Metadata Extraction and Indexing
Metadata Extraction
The Navigator Metadata Server extracts metadata for the following resource types.
Resource Type | Metadata Extracted |
---|---|
HDFS | HDFS metadata at the next scheduled extraction run after an HDFS checkpoint. If high availability is enabled, metadata is extracted as soon as it is written to the JournalNodes. |
Hive | Database, table, and query metadata from Hive lineage logs. See Managing Hive and Impala Lineage Properties. |
Impala | Database, table, and query metadata from the Impala Daemon lineage logs. See Managing Hive and Impala Lineage Properties. |
MapReduce | Job metadata from the JobTracker. The default setting in Cloudera Manager retains a maximum of five jobs; if you run more than five jobs between Navigator extractions, the Navigator Metadata Server extracts the five most recent jobs. |
Oozie | Oozie workflows from the Oozie Server. |
Pig | Pig script runs from the JobTracker or Job History Server. |
S3 | Bucket and object metadata. |
Spark | Spark job metadata from YARN logs. (Unsupported and disabled by default. To enable, see Enabling Spark Metadata Extraction.) |
Sqoop 1 | Database and table metadata from Hive lineage logs; job runs from the JobTracker or Job History Server. |
YARN | Job metadata from the ResourceManager. |
If an entity is created at time t0 in the system, that entity is extracted and linked in Navigator after the extraction poll period (10 minutes by default) plus a service-specific interval, as follows:
- HDFS: t0 + (extraction poll period) + (HDFS checkpoint interval (1 hour by default))
- HDFS + HA: t0 + (extraction poll period)
- Hive: t0 + (extraction poll period) + (Hive maximum wait time (60 minutes by default)

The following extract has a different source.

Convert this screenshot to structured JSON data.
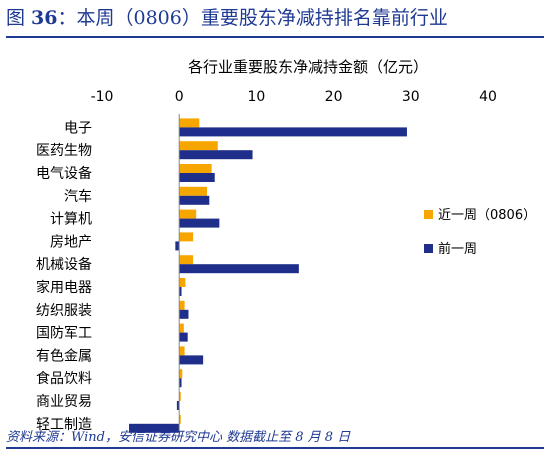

- Impala: t0 + (extraction poll period)
Metadata Indexing
After metadata is extracted, it is indexed and made available for searching by an embedded Solr engine. The Solr schema indexes two types of metadata: entity properties and relationships between entities.
You can search entity metadata using the Navigator UI and API. Relationship metadata is implicitly visible in lineage diagrams and explicitly available by downloading the lineage using the Cloudera Navigator Data Management API.